Electric cars by nature are CHEAPER than gas cars.
the high price is artificial.
Someone also said public transportation is the key, the wave of the future, etc….
The only good reason to ride public transport is… um… I can’t afford to own my own car and put gas in it.
That’s the only reason I would willingly sit next to a complete stranger on my way to work, and I sure as hell wouldn’t let my wife ride public transport by herself, sitting next to all the freaks out there.
And since I *can* afford to own my own car, and put gas in it most of the time, then I won’t ride public transport.
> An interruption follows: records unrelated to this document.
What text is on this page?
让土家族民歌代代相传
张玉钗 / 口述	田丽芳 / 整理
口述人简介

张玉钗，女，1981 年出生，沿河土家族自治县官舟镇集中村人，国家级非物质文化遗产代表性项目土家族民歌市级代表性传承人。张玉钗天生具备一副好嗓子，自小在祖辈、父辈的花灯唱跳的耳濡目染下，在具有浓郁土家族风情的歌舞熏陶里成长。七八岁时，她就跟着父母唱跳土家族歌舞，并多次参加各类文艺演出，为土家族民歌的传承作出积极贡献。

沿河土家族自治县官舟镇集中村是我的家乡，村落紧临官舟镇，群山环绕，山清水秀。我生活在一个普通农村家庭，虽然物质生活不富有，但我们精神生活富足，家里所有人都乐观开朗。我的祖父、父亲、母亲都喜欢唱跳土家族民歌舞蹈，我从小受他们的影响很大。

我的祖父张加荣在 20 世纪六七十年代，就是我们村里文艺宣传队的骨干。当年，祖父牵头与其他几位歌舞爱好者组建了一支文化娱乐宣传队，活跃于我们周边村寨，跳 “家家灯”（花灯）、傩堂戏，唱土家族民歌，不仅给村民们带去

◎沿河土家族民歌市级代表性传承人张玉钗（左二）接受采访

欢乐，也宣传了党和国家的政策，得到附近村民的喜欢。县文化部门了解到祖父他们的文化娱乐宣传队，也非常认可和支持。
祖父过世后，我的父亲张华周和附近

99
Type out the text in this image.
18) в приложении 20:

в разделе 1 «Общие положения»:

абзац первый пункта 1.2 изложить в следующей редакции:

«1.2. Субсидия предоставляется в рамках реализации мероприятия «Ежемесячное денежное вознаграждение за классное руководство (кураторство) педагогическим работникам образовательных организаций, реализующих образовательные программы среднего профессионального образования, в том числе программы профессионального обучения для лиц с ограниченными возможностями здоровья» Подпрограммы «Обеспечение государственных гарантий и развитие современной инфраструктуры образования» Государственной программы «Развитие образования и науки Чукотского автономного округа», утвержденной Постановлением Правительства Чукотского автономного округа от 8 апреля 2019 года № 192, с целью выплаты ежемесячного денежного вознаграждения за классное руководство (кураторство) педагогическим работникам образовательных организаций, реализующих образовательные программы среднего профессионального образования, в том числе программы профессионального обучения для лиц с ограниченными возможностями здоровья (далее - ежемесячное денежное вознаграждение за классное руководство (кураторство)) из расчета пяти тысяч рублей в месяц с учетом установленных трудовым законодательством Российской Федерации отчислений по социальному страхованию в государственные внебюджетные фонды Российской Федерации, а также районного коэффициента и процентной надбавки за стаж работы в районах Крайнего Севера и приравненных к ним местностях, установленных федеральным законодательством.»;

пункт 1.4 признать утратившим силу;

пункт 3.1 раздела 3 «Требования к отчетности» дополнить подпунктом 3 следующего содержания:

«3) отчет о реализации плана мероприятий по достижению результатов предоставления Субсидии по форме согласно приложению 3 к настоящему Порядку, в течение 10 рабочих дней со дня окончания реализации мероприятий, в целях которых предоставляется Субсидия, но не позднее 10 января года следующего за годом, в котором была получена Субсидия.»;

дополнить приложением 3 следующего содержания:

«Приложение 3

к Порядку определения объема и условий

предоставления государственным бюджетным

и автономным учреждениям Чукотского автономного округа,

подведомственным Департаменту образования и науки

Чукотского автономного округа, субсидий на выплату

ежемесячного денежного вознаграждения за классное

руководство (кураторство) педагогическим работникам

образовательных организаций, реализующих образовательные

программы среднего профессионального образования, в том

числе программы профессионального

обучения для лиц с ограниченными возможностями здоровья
That is I won’t ride public transport until Obama manages to make it to where I can’t afford to own a car, which the way he’s doing his very best to destroy the economy beyond repair, that might not be too long.
Jeez, I have other stuff to do but I keep thinking of some of the stuff ya’ll were saying and I have to respond…
Everyone’s so concerned with the distance to commute to work, and theirs is under or over 40 miles… like wow… I work about 10 miles away from where I live. 20 mile commute, right? That’s how far I go in a day, right? Hell no. Average distance I travel a day is 100 miles.
Let’s see, where does it all go… well, work, that’s 20 there. Then my best friend lives 15 miles away. I usually go over there twice a week. That’s 30 miles in a day. (They live in the opposite direction of my work.) Then if we go to a movie from their house it’s 10 miles. Then 10 back to drop them off. So that’s another 20.
So if I go to work (10m), come home to get my wife (20mi), go pick up our friend (35mi), go to a movie (45mi), drop off friend (55mi), go home (60mi). And that’s if we choose to go to the crappy movie theatre. If we decide to go to our favorite restraunt that’s a good 30 miles there. (I live in Dallas, restraunt is in Ft.Worth.)
So here’s what we’ve done before, in a single day. Work, home, friend, movie, restraunt, drop off friend, home. That’s 10, 10, 15, 10, 30, 30, 15. Or 120 miles.
That’s probably once every couple weeks we do that.
More normal is gym, home, work, home, softball practice, gym, home. 10, 10, 10, 10, 5, 15, 10.
Total = 70 miles.
You people who drive under 40 miles a day, every day, really, really, really need to get a life.
Seriously.
Tom,
Check the answer of Chris. First of all, night electricity is largely unused. Second, burning a coal to generate electricity, transferring it to your home, charging the battery and ultimately running the car, has much better efficiency than a diesel or gasoline engine. There would be higher carbon footprint of producing such a car, but definitely not more than for a mid-size SUV.
Last, but not least, speed and acceleration of an electric vehicle can be much better than that of a gasoline engine. Speaking about your mileage. It is a bit more above average, but technology will keep up with it in say 5-10 years: battery improve 8% each year and we will probably see some breakthroughs.